Nachdem man sich durch dieses schwerfällige Akademikerdeutsch gearbeitet hat, soll der Leser offenbar zu dem Schluss kommen, dass es verwerflich sei, ein Problem zu benennen und Lösungen anzubieten, für die Menschen freiwillig bezahlen.

Wie soll das ein "Betrug" sein? Man könnte ebenso gut – und mit mehr Berechtigung – viele Gender-Studies-Forscher als Geschäftemacher bezeichnen, die mit erheblichen Steuergeldern und deutlich geringerer faktischer Grundlage eine angebliche Krise - weibliche Opfer und männliche Brutalität – dramatisieren, die andere dann akzeptieren oder zumindest finanzieren müssen.
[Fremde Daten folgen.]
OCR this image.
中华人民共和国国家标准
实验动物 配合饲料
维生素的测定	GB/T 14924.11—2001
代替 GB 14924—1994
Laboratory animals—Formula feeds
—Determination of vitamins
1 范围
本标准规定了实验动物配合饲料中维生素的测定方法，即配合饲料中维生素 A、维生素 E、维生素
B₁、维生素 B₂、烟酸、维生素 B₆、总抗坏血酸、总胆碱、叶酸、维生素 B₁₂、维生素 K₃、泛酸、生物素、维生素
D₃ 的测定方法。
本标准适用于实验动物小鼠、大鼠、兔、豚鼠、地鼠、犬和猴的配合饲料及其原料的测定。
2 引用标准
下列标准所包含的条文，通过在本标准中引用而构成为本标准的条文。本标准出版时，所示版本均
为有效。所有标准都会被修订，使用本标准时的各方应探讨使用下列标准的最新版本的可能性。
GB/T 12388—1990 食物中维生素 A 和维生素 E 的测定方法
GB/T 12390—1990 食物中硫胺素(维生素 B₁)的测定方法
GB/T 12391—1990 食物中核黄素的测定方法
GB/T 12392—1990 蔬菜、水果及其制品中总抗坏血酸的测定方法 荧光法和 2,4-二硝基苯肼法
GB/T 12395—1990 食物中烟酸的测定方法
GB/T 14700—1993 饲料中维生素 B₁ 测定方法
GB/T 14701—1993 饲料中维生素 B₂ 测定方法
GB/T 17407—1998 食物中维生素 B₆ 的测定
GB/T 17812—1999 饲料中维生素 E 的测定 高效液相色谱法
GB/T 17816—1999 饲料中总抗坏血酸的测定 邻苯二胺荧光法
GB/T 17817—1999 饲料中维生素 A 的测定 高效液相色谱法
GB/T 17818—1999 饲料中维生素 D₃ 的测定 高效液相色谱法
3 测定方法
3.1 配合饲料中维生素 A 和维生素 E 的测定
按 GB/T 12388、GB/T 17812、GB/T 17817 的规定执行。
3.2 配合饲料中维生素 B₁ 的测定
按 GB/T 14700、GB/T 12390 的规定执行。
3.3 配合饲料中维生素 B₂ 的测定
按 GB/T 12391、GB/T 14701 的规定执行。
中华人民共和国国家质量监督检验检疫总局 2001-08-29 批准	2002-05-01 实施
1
Content-Produzenten, die ihre Arbeit monetarisieren, stehen im Zentrum der Kritik dieser Studie und werden wiederholt als ausbeuterische Geschäftemacher dargestellt, als "digitale Evangelisten", die Gutgläubige ausnutzen.

Dass niemand gezwungen ist, ihnen Geld zu zahlen, scheint den Ärger der Forscher eher noch zu steigern. Einige der angeblichen Scharlatane werden namentlich genannt: Ryan Holiday, Jordan Peterson, Lex Fridman, David Goggins und Jocko Willink werden wegen ihrer "vereinfachenden, extremen und polarisierenden Inhalte" verurteilt. Ebenfalls im Visier stehen Myron Gaines und Walter Weekes, die Tate-Brüder, Sneako, Pearl Davies, Estee Williams, Hannah Neeleman und Nara Smith.

Andere werden pauschal kritisiert. "Tradwives" etwa, weil sie "hierarchische und essentialistische Geschlechterbilder aufrechterhalten". Schwarze "Pick-Me"-Frauen, weil sie andere Frauen dazu ermutigten, "Zuflucht im Dienen für ihre Ehemänner zu finden". Schwarze Männer werden kritisiert, wenn sie die traditionelle Familie vertreten und als "homophob und transfeindlich" gelten. Muslimische Content-Produzenten würden angeblich "Stereotype eines patriarchalen, stoischen und intoleranten Islams bedienen".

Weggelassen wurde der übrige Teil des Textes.